Due to the regulatory requirements in Germany (VAT), we are required to meet certain security standards. Veracode helps us to check the security of applications as well as third-party libraries and to uncover vulnerabilities. The possibility of telephone consultation helps us to understand and eliminate the defects.

As a Developer, I have to make sure that the System we are building is safe. Therefore Veracode helped a lot by scanning our Code for vulnerabilities. Therefore our Security Department opens up a Ticket Process wherefore we simply open up a new Static Code Scan and wait for the result. When all the vulnerabilities are fixed, we get a sign-off.

Our company maintains highly confidential information about our clients. Keeping our systems and data secure and protected is at the heart of what we do. We use Veracode to help us in this endeavor. We rely on Veracode's products and services to ensure that we maintain the level of trust and confidence that our clients give to us.

Veracode helps our clients to deliver secure applications in an agile way in less time and focus the efforts of developers to work on real flaws, this can be done from a single SAST scan to a complete integration in a CI/CD enviroment, analyzing vulnerabilities in the code of the developers, thrid party libraries, executing dynamic anlysis all automated to be compaint to security standards and best practices

We use the Static Analysis feature of Veracode to ensure no vulnerabilities are present in our code bases.
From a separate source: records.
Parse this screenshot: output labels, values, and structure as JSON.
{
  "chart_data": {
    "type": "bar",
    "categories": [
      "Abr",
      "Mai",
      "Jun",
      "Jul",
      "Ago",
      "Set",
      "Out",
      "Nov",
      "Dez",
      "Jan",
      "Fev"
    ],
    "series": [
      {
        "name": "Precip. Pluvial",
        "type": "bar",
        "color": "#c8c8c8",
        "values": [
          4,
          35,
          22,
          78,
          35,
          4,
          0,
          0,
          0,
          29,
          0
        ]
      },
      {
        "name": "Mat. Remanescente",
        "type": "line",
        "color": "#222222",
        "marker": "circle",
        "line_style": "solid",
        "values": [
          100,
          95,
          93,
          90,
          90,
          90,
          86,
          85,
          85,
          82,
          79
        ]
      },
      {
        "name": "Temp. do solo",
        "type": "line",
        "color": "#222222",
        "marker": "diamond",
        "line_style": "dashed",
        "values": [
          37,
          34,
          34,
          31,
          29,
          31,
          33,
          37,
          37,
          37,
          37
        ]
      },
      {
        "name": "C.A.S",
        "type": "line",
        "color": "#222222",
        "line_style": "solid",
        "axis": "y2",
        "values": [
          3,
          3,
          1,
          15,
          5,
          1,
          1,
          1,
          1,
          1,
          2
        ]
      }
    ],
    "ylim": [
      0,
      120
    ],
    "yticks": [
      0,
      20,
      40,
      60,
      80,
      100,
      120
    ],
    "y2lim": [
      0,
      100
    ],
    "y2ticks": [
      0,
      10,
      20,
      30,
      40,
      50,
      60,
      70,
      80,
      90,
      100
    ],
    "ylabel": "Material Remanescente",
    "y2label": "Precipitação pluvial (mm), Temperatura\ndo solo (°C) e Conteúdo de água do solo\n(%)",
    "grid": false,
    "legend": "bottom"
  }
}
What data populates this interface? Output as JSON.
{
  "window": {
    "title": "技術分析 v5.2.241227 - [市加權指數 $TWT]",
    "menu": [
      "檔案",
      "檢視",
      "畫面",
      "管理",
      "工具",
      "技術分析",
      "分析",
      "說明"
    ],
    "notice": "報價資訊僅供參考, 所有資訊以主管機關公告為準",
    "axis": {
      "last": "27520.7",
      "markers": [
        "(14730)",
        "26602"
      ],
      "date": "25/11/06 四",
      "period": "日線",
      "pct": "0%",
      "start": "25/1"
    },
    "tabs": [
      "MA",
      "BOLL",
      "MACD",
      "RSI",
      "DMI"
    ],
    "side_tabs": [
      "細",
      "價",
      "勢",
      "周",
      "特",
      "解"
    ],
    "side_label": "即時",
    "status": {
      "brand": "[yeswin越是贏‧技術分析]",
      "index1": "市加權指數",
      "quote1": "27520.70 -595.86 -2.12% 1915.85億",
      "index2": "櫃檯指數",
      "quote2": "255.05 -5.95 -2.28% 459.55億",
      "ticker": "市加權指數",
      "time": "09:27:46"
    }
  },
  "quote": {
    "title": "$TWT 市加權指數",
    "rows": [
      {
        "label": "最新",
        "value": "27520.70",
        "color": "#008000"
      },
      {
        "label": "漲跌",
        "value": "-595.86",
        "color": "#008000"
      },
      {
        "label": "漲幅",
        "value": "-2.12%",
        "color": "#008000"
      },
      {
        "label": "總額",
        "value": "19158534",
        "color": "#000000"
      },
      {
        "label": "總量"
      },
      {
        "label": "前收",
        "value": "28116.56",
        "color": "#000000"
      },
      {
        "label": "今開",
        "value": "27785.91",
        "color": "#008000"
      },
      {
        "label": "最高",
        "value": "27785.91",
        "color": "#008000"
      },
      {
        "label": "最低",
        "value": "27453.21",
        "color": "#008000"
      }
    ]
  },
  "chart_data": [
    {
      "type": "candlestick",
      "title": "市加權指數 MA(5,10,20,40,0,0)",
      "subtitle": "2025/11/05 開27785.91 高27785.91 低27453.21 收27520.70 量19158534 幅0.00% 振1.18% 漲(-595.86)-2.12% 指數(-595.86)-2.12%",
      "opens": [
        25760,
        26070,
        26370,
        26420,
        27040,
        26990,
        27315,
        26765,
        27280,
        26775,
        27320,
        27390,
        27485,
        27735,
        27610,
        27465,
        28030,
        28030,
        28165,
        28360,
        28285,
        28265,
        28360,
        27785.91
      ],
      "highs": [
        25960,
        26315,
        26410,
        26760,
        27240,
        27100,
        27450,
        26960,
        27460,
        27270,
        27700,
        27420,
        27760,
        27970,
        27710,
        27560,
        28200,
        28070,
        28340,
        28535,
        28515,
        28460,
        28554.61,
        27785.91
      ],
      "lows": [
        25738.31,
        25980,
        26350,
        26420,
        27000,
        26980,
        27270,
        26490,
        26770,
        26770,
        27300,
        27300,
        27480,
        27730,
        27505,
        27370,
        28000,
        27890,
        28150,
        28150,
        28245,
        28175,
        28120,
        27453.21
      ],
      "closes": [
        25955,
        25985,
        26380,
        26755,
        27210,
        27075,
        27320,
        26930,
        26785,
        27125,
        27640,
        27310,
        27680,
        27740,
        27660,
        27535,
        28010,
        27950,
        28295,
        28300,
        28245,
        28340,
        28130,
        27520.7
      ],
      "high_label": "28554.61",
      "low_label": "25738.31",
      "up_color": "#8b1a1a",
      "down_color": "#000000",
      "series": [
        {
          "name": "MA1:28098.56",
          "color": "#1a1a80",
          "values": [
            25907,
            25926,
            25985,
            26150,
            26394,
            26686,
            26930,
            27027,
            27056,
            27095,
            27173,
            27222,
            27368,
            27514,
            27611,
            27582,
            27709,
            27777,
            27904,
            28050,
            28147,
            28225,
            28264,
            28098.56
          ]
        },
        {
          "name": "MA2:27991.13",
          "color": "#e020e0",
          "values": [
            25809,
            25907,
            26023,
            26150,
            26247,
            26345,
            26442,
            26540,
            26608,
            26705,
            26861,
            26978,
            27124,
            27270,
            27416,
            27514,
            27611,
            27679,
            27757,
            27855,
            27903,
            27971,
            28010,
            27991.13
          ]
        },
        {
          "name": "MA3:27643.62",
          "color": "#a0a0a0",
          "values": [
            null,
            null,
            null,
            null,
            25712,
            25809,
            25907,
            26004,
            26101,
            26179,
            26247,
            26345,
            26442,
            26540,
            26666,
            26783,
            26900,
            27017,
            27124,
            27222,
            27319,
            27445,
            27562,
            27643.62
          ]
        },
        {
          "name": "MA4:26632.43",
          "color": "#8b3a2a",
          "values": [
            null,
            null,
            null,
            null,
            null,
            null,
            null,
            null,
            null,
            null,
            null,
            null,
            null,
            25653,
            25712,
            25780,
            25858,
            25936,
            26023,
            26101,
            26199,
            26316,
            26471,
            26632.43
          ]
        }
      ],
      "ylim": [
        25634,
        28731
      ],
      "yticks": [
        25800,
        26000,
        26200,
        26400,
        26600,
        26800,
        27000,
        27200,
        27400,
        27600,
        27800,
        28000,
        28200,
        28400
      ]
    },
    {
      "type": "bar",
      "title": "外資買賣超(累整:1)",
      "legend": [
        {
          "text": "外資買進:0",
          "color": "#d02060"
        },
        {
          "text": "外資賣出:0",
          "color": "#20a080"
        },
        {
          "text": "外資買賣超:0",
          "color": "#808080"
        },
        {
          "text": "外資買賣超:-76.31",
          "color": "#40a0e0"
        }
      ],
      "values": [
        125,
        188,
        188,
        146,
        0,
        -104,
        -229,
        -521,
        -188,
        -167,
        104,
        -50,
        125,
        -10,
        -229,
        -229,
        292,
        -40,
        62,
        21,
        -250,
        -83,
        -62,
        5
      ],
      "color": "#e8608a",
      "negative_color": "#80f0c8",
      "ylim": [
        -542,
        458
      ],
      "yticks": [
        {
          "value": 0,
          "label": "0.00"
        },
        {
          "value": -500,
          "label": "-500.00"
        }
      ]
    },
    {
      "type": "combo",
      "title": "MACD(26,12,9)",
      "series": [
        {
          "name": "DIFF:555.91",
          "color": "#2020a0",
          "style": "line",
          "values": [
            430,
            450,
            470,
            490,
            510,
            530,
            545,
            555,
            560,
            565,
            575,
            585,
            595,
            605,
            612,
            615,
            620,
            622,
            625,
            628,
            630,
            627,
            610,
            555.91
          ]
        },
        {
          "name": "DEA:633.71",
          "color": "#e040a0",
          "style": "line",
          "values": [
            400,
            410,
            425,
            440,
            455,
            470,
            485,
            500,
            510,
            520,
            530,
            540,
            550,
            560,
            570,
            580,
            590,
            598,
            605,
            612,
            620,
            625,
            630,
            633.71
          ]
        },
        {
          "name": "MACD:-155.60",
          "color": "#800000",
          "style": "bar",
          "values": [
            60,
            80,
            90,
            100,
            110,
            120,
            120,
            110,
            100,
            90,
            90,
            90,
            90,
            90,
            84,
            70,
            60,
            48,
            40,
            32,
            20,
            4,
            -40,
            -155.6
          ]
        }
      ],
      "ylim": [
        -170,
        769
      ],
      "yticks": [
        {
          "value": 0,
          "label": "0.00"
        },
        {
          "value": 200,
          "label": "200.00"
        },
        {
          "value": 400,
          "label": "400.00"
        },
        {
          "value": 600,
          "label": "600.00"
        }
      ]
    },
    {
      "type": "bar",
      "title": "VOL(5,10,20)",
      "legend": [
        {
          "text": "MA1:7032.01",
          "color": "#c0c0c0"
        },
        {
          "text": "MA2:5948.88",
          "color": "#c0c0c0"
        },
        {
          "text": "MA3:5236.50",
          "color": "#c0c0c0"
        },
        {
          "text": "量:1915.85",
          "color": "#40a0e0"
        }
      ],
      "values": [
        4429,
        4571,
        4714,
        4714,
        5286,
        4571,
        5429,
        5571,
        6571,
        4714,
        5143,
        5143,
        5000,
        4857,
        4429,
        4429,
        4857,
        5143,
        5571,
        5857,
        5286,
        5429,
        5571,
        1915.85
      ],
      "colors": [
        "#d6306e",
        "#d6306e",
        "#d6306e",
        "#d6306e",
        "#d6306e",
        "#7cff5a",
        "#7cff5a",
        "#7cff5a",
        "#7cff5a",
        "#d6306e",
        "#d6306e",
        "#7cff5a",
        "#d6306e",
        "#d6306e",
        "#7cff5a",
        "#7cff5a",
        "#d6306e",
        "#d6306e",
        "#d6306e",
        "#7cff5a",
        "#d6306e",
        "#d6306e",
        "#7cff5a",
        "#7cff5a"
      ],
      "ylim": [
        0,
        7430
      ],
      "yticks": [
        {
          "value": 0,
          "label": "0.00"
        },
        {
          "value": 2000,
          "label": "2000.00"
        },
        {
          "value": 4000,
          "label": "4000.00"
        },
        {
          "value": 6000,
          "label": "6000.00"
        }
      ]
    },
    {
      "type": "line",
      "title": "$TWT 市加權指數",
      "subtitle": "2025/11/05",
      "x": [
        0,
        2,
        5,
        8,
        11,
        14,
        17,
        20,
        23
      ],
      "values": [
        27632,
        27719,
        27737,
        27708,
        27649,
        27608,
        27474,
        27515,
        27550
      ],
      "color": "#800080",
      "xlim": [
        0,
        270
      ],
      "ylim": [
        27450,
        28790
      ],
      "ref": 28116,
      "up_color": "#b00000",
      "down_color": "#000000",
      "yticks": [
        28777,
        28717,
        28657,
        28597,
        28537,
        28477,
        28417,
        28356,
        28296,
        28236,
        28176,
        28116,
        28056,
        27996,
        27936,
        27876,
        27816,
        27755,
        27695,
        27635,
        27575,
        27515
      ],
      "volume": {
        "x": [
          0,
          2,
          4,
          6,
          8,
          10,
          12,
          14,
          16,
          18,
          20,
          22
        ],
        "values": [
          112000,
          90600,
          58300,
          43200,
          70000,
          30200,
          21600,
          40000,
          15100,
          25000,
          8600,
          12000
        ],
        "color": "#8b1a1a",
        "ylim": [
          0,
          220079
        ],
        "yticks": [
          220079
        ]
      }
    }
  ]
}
If a flaw is reported, we consult with the internal team and then set up a Veracode consultation if required for mitigation ideas. After fixing / mitigating the flaw we scan again to check if any further flaws are being reported - if not, we go ahead with the next steps in the project lifecycle.

For years Veracode has been an integral part of our process to reduce our security vulnerability footprint. All of our code is scanned through Veracode's static scan process to ensure we are removing any older vulnerabilities and not introducing new ones. We also use the software composition analysis information to ensure we aren't using any versions of third-party software which may have any vulnerabilities.